Ein Unrecht rechtfertigt nicht das Andere. Wir haben rechtsstaatliche Verhältnisse. Und die gelten in westlich geprägten Staatsordnungen für alle gleichermassen. Auch – für Israel.
Das grosse Leid, das Deutschland dem jüdischen Volk im Zweiten Weltkrieg zugefügt hat, ist beispiellos und unentschuldbar. Und der fürchterliche Terroranschlag der Hamas am 7. Oktober 2023 in Israel mit weit über 1000 unschuldigen Opfern hat die Welt zu Recht zutiefst erschüttert. Israel und die Weltgemeinschaft sind aufgefordert, dieses grauenhafte Verbrechen zu ahnden und die Verantwortlichen vor Gericht zu stellen.

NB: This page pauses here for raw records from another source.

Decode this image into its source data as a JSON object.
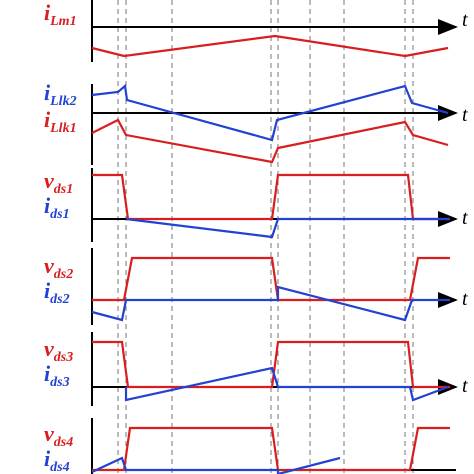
{
  "labels": [
    {
      "main": "i",
      "sub": "Lm1"
    },
    {
      "main": "i",
      "sub": "Llk2"
    },
    {
      "main": "i",
      "sub": "Llk1"
    },
    {
      "main": "v",
      "sub": "ds1"
    },
    {
      "main": "i",
      "sub": "ds1"
    },
    {
      "main": "v",
      "sub": "ds2"
    },
    {
      "main": "i",
      "sub": "ds2"
    },
    {
      "main": "v",
      "sub": "ds3"
    },
    {
      "main": "i",
      "sub": "ds3"
    },
    {
      "main": "v",
      "sub": "ds4"
    },
    {
      "main": "i",
      "sub": "ds4"
    }
  ],
  "time_axes": [
    "t",
    "t",
    "t",
    "t",
    "t"
  ]
}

Denn bei allem Leid müssen die rechtsstaatlichen Grundsätze eingehalten
werden. Und die besagen, dass wir auch jemanden, der uns Tod und Schmerz
gebracht hat, vor Gericht bringen und verurteilen müssen. Niemand darf sich
ausserhalb dieser Grundsätze stellen und Selbstjustiz üben. Genau das tut
Israel. Israel hat über die Hamas kollektiv das Todesurteil verhängt. Ohne Gerichtsverhandlung. Und ohne Richterspruch. Ein absolut unmöglicher Vorgang.
Selbstjustiz ist kein Mittel unserer Rechtsstaatlichkeit. Das gilt auch für das jüdische Volk.
Das gilt – für uns alle.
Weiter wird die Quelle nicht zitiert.